Tate is one of the institutions leading the way with its Tate Exchange, and so is the Healing Arts initiative, which is raising money under the auspices of the WHO for artists’ projects in communities in different parts of the world. I’m trying to help them, so here is my appeal to artists who are already successful: please donate some of your very best works of art to the Healing Arts for Christie’s to sell this year on its behalf

As for the merry-go-round of art fairs that whipped up the art scene, I don’t believe that we shall see anything like it again.
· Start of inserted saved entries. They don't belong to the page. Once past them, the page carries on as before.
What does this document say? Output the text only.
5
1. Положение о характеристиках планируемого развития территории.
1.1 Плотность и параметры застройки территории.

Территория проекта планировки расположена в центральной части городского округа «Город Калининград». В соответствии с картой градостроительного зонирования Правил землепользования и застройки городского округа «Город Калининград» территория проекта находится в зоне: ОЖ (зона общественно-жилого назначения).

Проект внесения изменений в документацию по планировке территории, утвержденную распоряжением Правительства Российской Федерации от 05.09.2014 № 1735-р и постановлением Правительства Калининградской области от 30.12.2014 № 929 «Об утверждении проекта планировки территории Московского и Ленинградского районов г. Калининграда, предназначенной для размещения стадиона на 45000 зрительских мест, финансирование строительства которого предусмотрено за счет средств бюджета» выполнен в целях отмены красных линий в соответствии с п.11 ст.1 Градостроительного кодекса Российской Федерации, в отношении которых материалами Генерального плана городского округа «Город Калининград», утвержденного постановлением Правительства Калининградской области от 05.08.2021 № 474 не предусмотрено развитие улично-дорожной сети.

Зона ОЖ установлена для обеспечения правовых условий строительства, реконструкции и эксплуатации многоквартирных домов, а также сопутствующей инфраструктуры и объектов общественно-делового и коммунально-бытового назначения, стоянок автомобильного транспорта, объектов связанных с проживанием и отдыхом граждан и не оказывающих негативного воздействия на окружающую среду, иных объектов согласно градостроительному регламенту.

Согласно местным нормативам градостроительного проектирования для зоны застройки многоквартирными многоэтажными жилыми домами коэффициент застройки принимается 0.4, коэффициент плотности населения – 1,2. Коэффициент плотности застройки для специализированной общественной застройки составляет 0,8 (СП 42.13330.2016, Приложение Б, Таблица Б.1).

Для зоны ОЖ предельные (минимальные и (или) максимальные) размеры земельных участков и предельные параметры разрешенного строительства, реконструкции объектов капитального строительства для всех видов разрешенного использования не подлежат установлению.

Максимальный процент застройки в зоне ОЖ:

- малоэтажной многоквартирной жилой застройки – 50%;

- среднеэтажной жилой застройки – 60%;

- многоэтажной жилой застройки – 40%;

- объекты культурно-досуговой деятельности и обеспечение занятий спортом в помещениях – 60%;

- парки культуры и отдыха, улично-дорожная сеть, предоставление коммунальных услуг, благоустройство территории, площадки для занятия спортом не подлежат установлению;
They are unnecessarily expensive in terms of money and environmental damage and I really believe that the first encounter with most works can be made online. Then if you want to consummate the purchase, you can go and see it.’

 

You've been a fierce advocate for various causes over the years, can you tell me about your current passion for Venice? 

‘Early impressions are what have formed me. I first went to my grandmother’s house when I was seven and immediately thought Venice was the best place I had ever been. I still think it’s the most beautiful man-made creation in the world, which is why 42 years later I became the chairperson of the Venice in Peril Fund and we worked to understand the science and disastrous politics of the place. We financed a particularly important three-year study of its lagoon with Cambridge University, for example.

But Venice is like the world itself: all the scientific evidence says that it is doomed, but the vital connection to the decision-makers has not been achieved yet. We are like the New Yorker cartoon of a man falling from a skyscraper. As he shoots past the 32nd floor, he’s saying, “So far, so good”.’